This weekend saw me performing at the Komedia in Brighton, undoubtedly one of the best venues for non-arena filling comedians in Britain, if not the world. Brighton has always struck me as the place you go to retire if you have made an irreversible fashion error in your youth – a bizarre piercing perhaps, or a tattoo of dogs playing snooker. However, if you can excuse the ridiculously high percentage of white people with dreadlocks, not to mention the stags, hens and general drunkards of a sweltering July tourist weekend, the town remains a liberal delight. Especially if you actually go to Hove, where you’re less likely to get rollerbladed into.
I have tried to go for coffee or ice cream at Marrocco’s a number of times and heard great things, but have never been so committed that I was prepared to brave the inevitable queue that snakes outside from the chiller cabinets. On this occasion, however, I wanted lunch, and there was far more space in the cool, tidy restaurant at the back than there was out front. No one’s going to win any design awards here, but for food, value and service, you’d be hard pressed to do much better. Unless you’re the table behind us, whom I heard complaining about I’m not sure what, but who had clearly ordered pie and chips in a rather good Italian on a boilingly hot summers day, so have only themselves to blame.
We thought we were ordering a light lunch. Drinking only good coffee and tap water, we shared a Guazzetto di Pesce and the Antipasto Misto, which at only £10.95 was unlikely to leave us too bloated, we thought, wrongly.
I don’t speak Italian. I visited Rome for the first time earlier this year and loved it, but I couldn’t claim any expertise in anything Italian, except perhaps for Gallo socks, which I’m not going to mention again in case anyone asks how much I spent on them. I did know I was ordering fish soup, but I think I was vaguely expecting something more akin to a soupe de poissons (nope, don’t speak French either,) or bouillabaisse. What I got was an enormous pile of mussels, octopi, prawns, calamari and cherry tomatoes in an elegant pool of clear, buttery, garlicky broth. While I began making my way through this, garlic bread and bruschetta arrived. With garlic on it. I have to say, if you don’t like garlic, this probably isn’t the place for you, but then again, if you don’t like garlic, I’d probably advise you to go away and read something else.
Then the antipasto arrived. I’m not going to lie to you – I’m going to play pretty ignorant now, because I am. I could Google feverishly and make a moderately good stab at telling you what was on the plate, but sometimes ignorance is bliss. Suffice it to say, there was lots of it and it was delicious – I took a picture of it so you can see for yourselves.

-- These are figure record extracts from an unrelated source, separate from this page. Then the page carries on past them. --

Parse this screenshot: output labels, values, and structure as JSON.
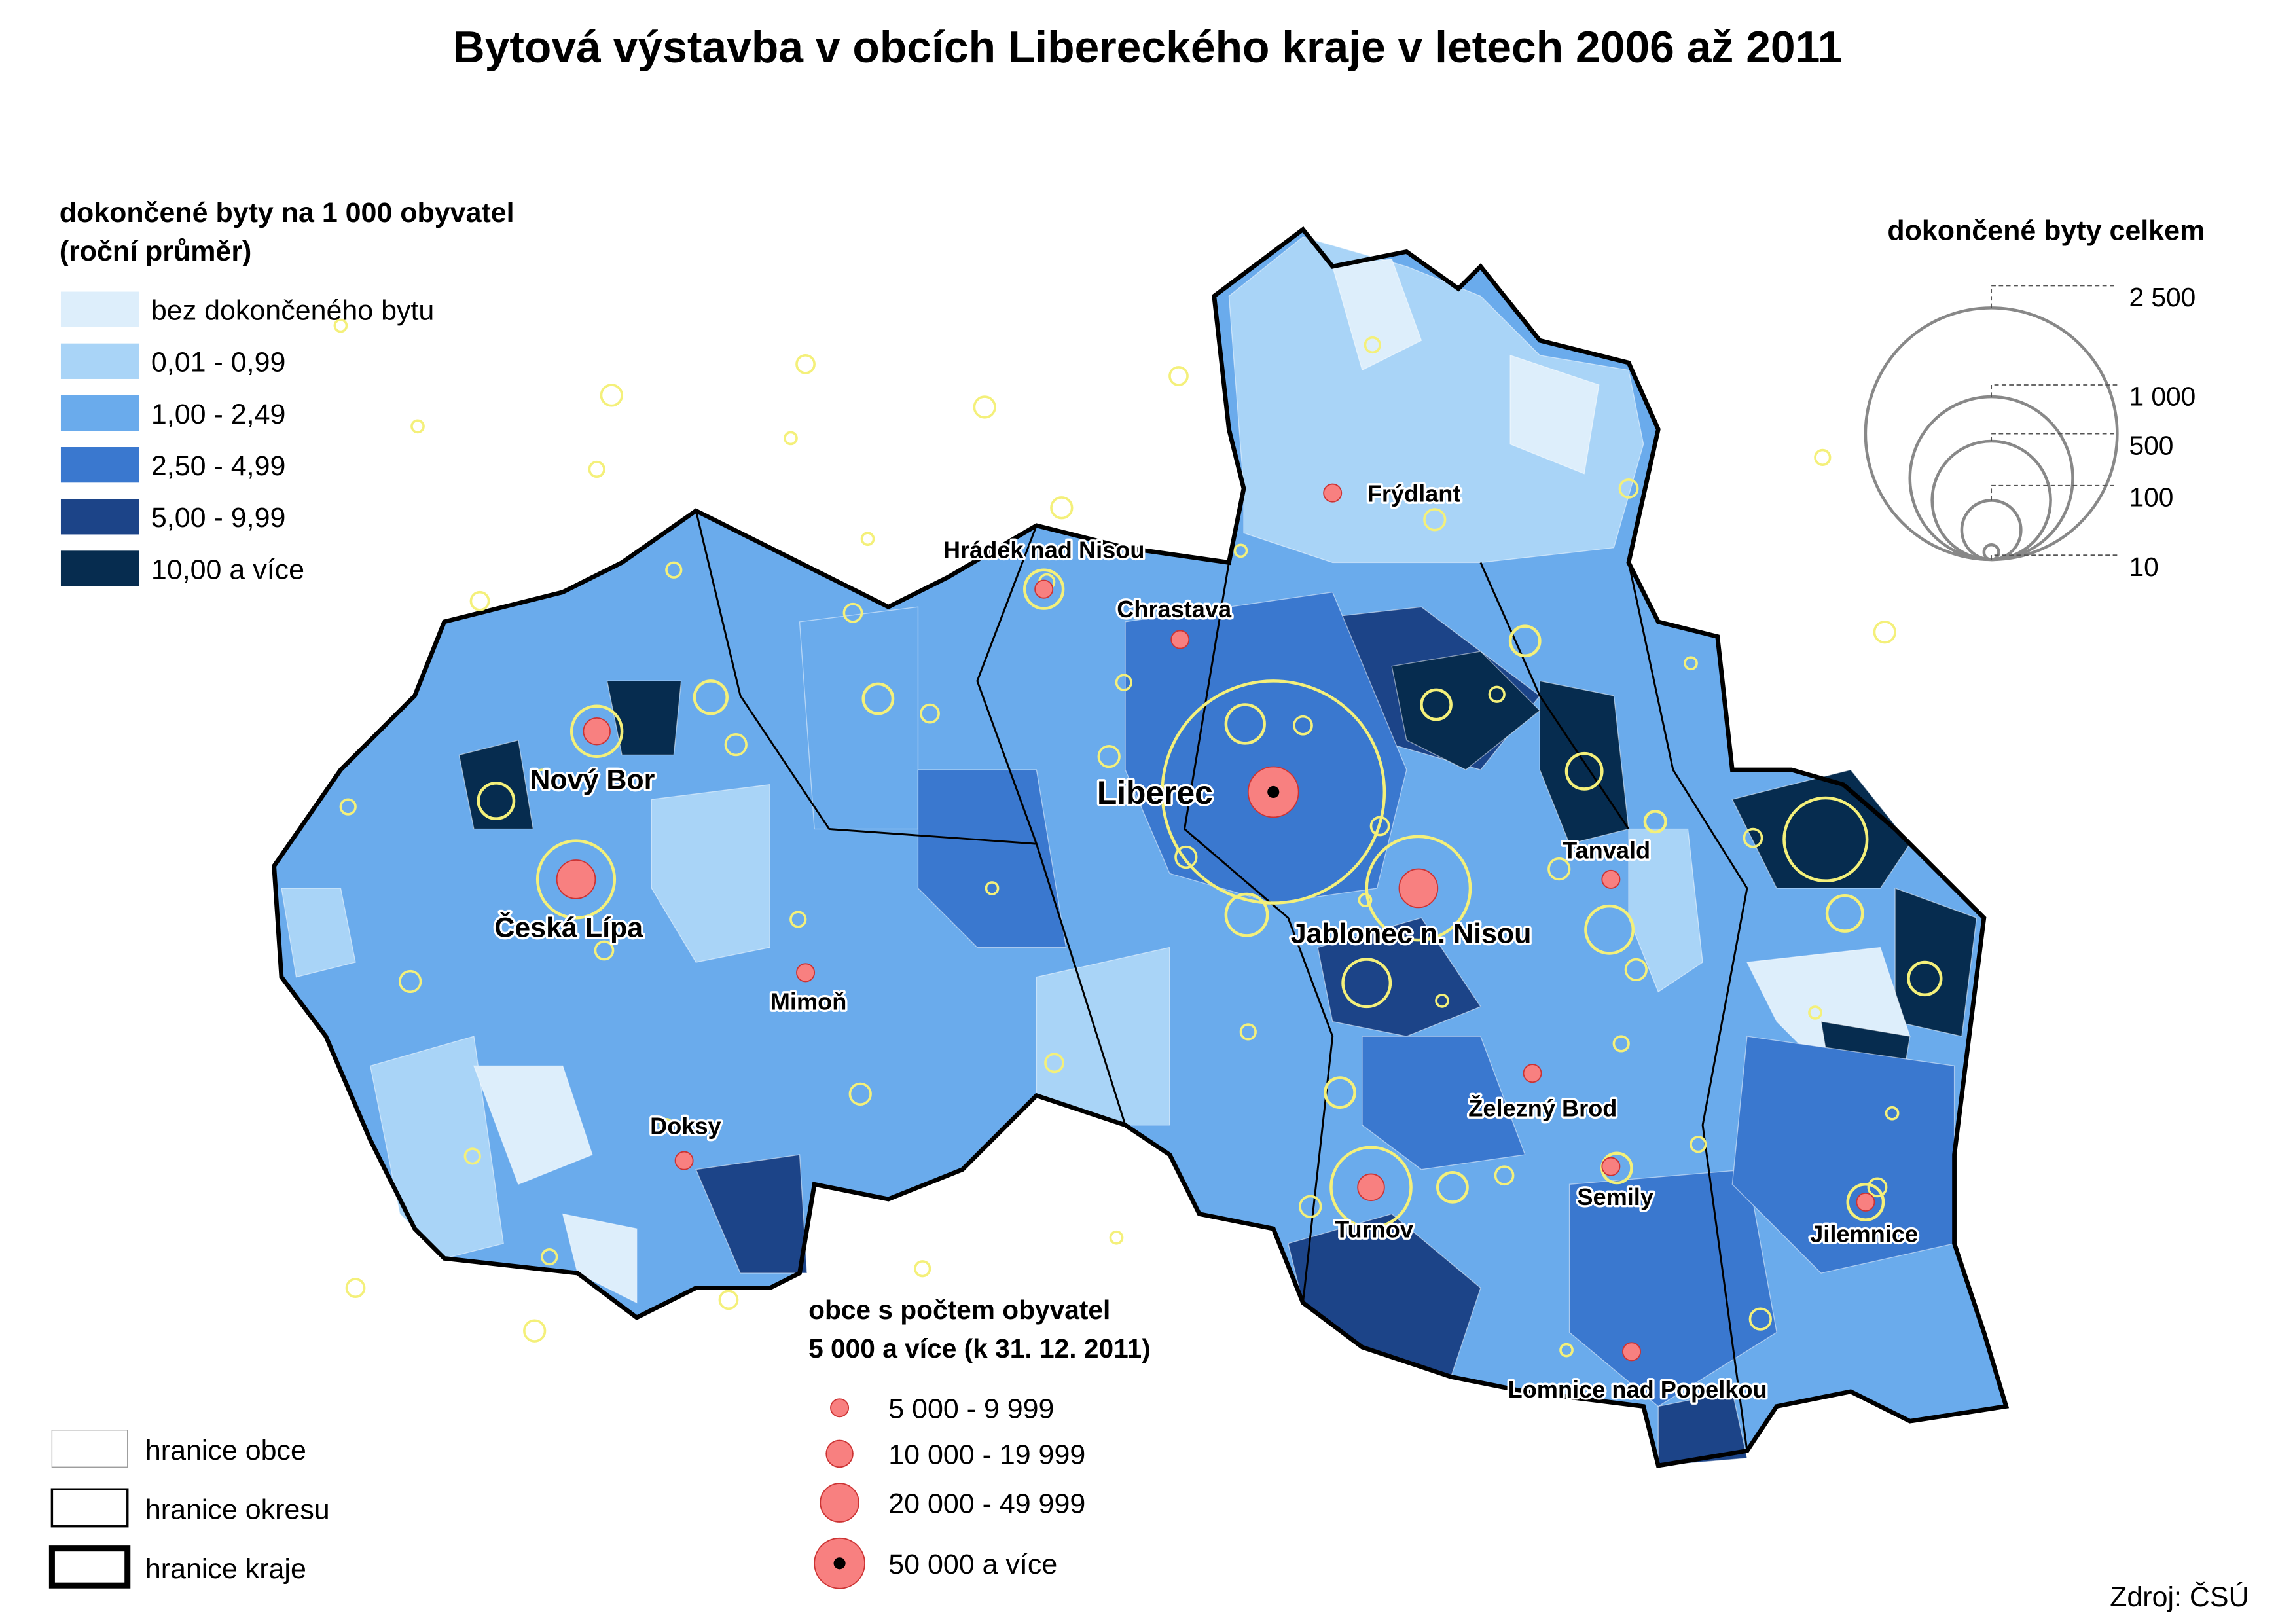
{
  "title": "Bytová výstavba v obcích Libereckého kraje v letech 2006 až 2011",
  "choropleth_legend": {
    "title_lines": [
      "dokončené byty na 1 000 obyvatel",
      "(roční průměr)"
    ],
    "classes": [
      {
        "label": "bez dokončeného bytu",
        "color": "#ddeefb"
      },
      {
        "label": "0,01 - 0,99",
        "color": "#a9d4f7"
      },
      {
        "label": "1,00 - 2,49",
        "color": "#6aabec"
      },
      {
        "label": "2,50 - 4,99",
        "color": "#3a78cf"
      },
      {
        "label": "5,00 - 9,99",
        "color": "#1c4488"
      },
      {
        "label": "10,00 a více",
        "color": "#062c4f"
      }
    ]
  },
  "size_legend": {
    "title": "dokončené byty celkem",
    "labels": [
      "2 500",
      "1 000",
      "500",
      "100",
      "10"
    ]
  },
  "population_legend": {
    "title_lines": [
      "obce s počtem obyvatel",
      "5 000 a více (k 31. 12. 2011)"
    ],
    "classes": [
      "5 000 - 9 999",
      "10 000 - 19 999",
      "20 000 - 49 999",
      "50 000 a více"
    ]
  },
  "boundary_legend": [
    "hranice obce",
    "hranice okresu",
    "hranice kraje"
  ],
  "towns": [
    "Frýdlant",
    "Hrádek nad Nisou",
    "Chrastava",
    "Liberec",
    "Nový Bor",
    "Česká Lípa",
    "Jablonec n. Nisou",
    "Tanvald",
    "Mimoň",
    "Doksy",
    "Železný Brod",
    "Semily",
    "Turnov",
    "Jilemnice",
    "Lomnice nad Popelkou"
  ],
  "source": "Zdroj: ČSÚ"
}
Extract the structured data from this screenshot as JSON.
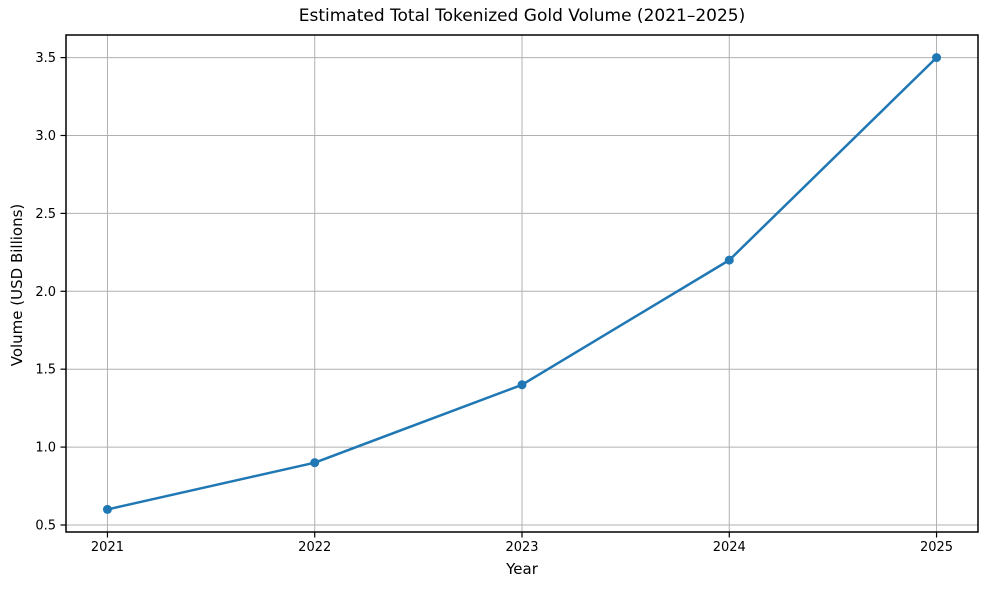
{
  "chart_data": {
    "type": "line",
    "title": "Estimated Total Tokenized Gold Volume (2021–2025)",
    "xlabel": "Year",
    "ylabel": "Volume (USD Billions)",
    "categories": [
      "2021",
      "2022",
      "2023",
      "2024",
      "2025"
    ],
    "x": [
      2021,
      2022,
      2023,
      2024,
      2025
    ],
    "values": [
      0.6,
      0.9,
      1.4,
      2.2,
      3.5
    ],
    "yticks": [
      0.5,
      1.0,
      1.5,
      2.0,
      2.5,
      3.0,
      3.5
    ],
    "ytick_labels": [
      "0.5",
      "1.0",
      "1.5",
      "2.0",
      "2.5",
      "3.0",
      "3.5"
    ],
    "xlim": [
      2020.8,
      2025.2
    ],
    "ylim": [
      0.455,
      3.645
    ],
    "grid": true,
    "legend": false,
    "line_color": "#1f77b4",
    "marker": "o",
    "grid_color": "#b0b0b0",
    "axis_color": "#000000",
    "background_color": "#ffffff"
  }
}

There were definitely sun dried tomatoes and Napoli salami. And about two other types of salami. And prosciutto. And that flat dry bread a bit like one half of a pitta crossed with a poppadom. And mortadello (? – the pink one with spots of fat and pistachios in it,) and some really lovely plain, sweet, thin cut ham. And those glowingly bright green olives that I can’t remember the name of either. And something totally delicious that I know I can’t pronounce, because I asked and I couldn’t, but was some sort of Calabrian salami which looked as though it was surrounded by fat which actually turned out to be provolone cheese. As an idea this is so thumpingly brilliant (and Italian) that I can’t believe I’d never heard of it before. There was parmesan and another hard cheese, I think pecorino – you could hear the crystals crunch between your teeth. There was a bit of lettuce underneath but we need not speak of that. We almost finished everything else.
Admittedly, we had not exactly stretched the kitchen. Antipasto could be filed under that category of cooking that could be called ‘arranging,’ but when things this good are arranged this well, you’ll get no complaints from me. The bill, including service came to a mere £27.39, and my only complaint was that I didn’t have space for an ice cream. Or a pie.